Demikian juga untuk penangkapan. Purnawirawan TNI bintang dua ini, menganggap bahwa penangkapan orang perlu dilakukan dalam rangka pencegahan. "Karena logika BIN ini tidak sama seperti logika penegakan hukum," ujarnya. Ia menjelaskan, jika dalam logika hukum, seseorang belum bisa ditindak sebelum ia melakukan pelanggaran. Namun, untuk melakukan tindak pencegahan diperlukan penangkapan sebelum seseorang itu melakukan sebuah tindakan. "Tapi harus dengan bukti yang kuat atau A1 dalam bahasa intelijennya," ujar Yahyaa. Ia mengatakan, memahami penolakan-penolakan yang terjadi. Karena itu, mekanisme pengawasan tetap dilakukan. "Bukan oleh pengadilan tetapi melalui komisi khusus yang nanti dibentuk," jelasnya. Ia juga mengatakan, kegiatan penyadapan dan penangkapan itu, hanya bisa dilakukan oleh BIN dalam hal yang menyangkut kedaulatan negara. "Jadi seperti terorisme, atau aksi sabotase, spionase. Semua yang berhubungan dengan ancaman terhadap kedaulatan negara," ujarnya.

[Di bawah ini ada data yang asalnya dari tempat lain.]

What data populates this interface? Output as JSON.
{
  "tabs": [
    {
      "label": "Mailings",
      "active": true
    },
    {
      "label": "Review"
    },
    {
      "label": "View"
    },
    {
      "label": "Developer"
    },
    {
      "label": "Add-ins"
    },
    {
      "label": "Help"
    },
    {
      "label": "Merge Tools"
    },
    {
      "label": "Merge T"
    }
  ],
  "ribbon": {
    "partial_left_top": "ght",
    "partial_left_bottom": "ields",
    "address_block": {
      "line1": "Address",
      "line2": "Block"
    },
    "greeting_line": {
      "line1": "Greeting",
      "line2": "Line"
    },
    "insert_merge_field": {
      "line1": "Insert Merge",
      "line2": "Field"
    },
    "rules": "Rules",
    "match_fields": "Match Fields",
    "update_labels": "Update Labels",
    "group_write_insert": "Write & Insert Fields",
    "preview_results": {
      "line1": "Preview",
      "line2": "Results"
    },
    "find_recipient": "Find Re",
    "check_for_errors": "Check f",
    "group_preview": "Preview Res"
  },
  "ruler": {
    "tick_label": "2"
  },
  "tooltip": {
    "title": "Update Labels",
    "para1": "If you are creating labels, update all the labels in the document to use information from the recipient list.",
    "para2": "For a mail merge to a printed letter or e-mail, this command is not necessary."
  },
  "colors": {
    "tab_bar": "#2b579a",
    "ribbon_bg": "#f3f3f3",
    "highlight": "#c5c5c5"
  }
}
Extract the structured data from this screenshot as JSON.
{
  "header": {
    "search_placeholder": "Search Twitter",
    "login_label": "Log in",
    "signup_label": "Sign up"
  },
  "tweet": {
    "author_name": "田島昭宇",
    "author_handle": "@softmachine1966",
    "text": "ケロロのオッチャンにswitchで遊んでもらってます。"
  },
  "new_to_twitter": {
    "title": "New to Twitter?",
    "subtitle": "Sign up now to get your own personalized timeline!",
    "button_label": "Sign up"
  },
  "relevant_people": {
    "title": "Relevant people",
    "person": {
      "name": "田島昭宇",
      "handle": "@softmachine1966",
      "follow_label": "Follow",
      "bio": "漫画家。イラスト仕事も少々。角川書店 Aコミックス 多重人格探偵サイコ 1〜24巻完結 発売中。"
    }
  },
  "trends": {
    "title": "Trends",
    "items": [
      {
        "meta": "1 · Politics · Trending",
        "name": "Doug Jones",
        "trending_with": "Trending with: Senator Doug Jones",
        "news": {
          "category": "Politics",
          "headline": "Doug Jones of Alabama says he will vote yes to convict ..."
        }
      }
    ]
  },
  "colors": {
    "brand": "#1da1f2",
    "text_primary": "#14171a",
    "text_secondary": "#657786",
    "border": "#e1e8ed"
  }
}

Karena itu ia berpendapat Rancangan Undang-Undang Intelijen harus segera diselesaikan. Selain karena RUU tersebut inisiatif dari DPR, juga karena masih ada beberapa Undang-Undang yang harus diselesaikan .
Sebelumnya, penolakan terhadap RUU Intelijen terus berlanjut. Sejumlah aktivis Hak Asasi Manusia menolak undang-undang ini karena dianggap tak sejalan dengan nafas reformasi intelijen. Dua hal yang kontroversial dalam pembahasan undang-undang ini adalah soal penyadapan dan penangkapan. Dalam tanggapan pemerintah terhadap draft awal dari DPR, pemerintah meminta Badan Intelijen Negara diberikan wewenang menyadap tanpa izin pengadilan dan juga wewenang penangkapan. Pemberian wewenang ini, dianggap dapat menimbulkan pelanggaran Hak Asasi Manusia dan rentan penyalahgunaan wewenang.